UPDATE - World Central Kitchen team in Gaza should 'never have been attacked' as their cars 'clearly marked': WHO chief
Hungry people will go unfed because World Central Kitchen has 'quite understandably' paused its operations in Gaza, says Tedros
UPDATES WITH MORE REMARKS
By Beyza Binnur Donmez
GENEVA (AA) - The World Health Organization's (WHO) director-general on Wednesday stressed that members of the US-based charity World Central Kitchen (WCK) in Gaza should "never have been" targeted by Israel as their cars were "clearly marked."
"WHO is horrified by the killing of seven humanitarian workers from World Central Kitchen in Gaza on Monday.
"The work they were doing was saving lives, providing food to thousands of starving people," Tedros Adhanom Ghebreyesus told a press briefing in Geneva.
"Their cars were clearly marked and should never have been attacked," Tedros said.
Noting that delivering humanitarian aid in Gaza is "already difficult and dangerous," he lamented that hungry people will go unfed because WCK has "quite understandably" paused its operations.
This "horrific incident" highlights the need for an "effective and transparent mechanism for deconfliction must be put in place to ensure humanitarian convoys can move safely," he said.
He added: "We need more entry points, including in northern Gaza, cleared roads, and predictable and expedited passage through checkpoints."
On Tuesday, the charity confirmed that seven of its humanitarian aid workers were killed in Monday's Israeli strike in the Gaza Strip.
"The WCK team was traveling in a deconflicted zone in two armored cars branded with the WCK logo and a soft skin vehicle," it said in a statement.
Despite coordinating movements with the Israeli army, the charity added, the convoy was hit as it was leaving the group's warehouse in the southern city of Deir al-Balah, where the team had unloaded more than 100 tons of humanitarian food aid brought to Gaza on a maritime route.
"This is not only an attack against WCK, this is an attack on humanitarian organizations showing up in the most dire of situations where food is being used as a weapon of war.

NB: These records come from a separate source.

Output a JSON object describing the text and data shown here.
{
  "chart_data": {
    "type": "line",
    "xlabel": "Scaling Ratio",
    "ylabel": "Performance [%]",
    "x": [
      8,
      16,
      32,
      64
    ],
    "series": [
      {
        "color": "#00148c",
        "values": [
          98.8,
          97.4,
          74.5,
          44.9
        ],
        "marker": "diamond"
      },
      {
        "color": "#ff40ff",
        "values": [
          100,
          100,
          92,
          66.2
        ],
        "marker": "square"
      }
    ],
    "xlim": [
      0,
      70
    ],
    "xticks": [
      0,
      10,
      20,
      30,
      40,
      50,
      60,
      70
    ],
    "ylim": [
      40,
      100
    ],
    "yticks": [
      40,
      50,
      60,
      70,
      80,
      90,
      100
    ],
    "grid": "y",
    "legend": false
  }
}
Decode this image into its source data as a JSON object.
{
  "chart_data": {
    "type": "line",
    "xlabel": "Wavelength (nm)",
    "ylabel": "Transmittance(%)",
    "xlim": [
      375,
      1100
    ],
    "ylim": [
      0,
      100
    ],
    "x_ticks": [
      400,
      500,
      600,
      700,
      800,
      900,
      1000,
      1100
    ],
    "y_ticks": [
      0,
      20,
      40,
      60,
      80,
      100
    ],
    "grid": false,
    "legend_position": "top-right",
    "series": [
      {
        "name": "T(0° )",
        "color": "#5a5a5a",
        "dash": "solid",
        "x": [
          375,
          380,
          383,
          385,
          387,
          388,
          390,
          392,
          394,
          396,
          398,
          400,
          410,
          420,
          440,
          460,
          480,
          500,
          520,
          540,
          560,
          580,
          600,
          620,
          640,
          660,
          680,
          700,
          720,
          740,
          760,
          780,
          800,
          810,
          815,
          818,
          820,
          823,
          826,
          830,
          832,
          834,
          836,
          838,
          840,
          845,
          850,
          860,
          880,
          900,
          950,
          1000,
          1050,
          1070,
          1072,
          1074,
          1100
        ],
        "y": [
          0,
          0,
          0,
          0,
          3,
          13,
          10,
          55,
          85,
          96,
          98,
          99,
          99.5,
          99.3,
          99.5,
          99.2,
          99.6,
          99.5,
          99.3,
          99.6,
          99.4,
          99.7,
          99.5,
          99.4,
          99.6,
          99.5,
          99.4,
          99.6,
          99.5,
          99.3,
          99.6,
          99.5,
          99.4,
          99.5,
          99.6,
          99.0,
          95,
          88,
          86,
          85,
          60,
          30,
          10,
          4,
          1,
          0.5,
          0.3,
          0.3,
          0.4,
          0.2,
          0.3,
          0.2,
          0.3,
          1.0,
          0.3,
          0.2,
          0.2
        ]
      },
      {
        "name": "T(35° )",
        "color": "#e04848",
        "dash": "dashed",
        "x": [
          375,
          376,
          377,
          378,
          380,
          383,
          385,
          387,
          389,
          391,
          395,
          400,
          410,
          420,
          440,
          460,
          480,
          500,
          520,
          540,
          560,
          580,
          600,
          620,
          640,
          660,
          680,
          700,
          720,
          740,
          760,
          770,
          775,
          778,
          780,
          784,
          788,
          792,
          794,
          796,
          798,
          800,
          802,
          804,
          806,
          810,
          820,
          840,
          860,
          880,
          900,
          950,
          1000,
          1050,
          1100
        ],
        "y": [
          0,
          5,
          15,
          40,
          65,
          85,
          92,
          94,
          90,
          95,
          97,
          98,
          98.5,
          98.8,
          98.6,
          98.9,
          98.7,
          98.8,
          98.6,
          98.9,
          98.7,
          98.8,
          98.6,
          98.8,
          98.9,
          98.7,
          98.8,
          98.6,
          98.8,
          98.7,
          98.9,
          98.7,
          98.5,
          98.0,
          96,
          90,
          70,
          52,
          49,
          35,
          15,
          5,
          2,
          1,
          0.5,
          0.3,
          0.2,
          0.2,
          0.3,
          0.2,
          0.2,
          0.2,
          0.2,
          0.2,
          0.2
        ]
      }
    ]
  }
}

This is unforgivable," said CEO Erin Gore.
The seven charity workers killed were nationals of Australia, Poland, the UK, and Palestine, as well as a US-Canada dual citizen.
- Need to expedite medical evacuations
Tedros warned that the number of medical evacuations needed in Gaza will increase as the Al-Shifa Hospital is "gone" and if those evacuations are not expedited "many lives" will be lost.
"So that's why at least the process for the evacuation has to be expedited, and people who need medical evacuation should be supported elsewhere," he said.
He also welcomed last week’s UN Security Council resolution demanding a cease-fire and called for its immediate implementation.
Earlier on Monday, Israel announced that it had withdrawn from the Gaza Strip's largest health complex, Al-Shifa Hospital, and its surroundings after its two-week-long raids there which had begun on March 18.
Israel has waged a deadly military offensive on the Gaza Strip since an Oct. 7 cross-border attack by Hamas which killed around 1,200 people.
Close to 33,000 Palestinians have since been killed and 75,577 injured amid mass destruction and shortages of necessities. Israel has imposed a crippling blockade on the Gaza Strip, leaving its population, particularly residents of northern Gaza, on the verge of starvation.
The Israeli war has pushed 85% of Gaza’s population into internal displacement amid acute shortages of food, clean water, and medicine, while 60% of the enclave's infrastructure has been damaged or destroyed, according to the UN.
Israel stands accused of genocide at the International Court of Justice (ICJ), which last week asked it to do more to prevent famine in Gaza.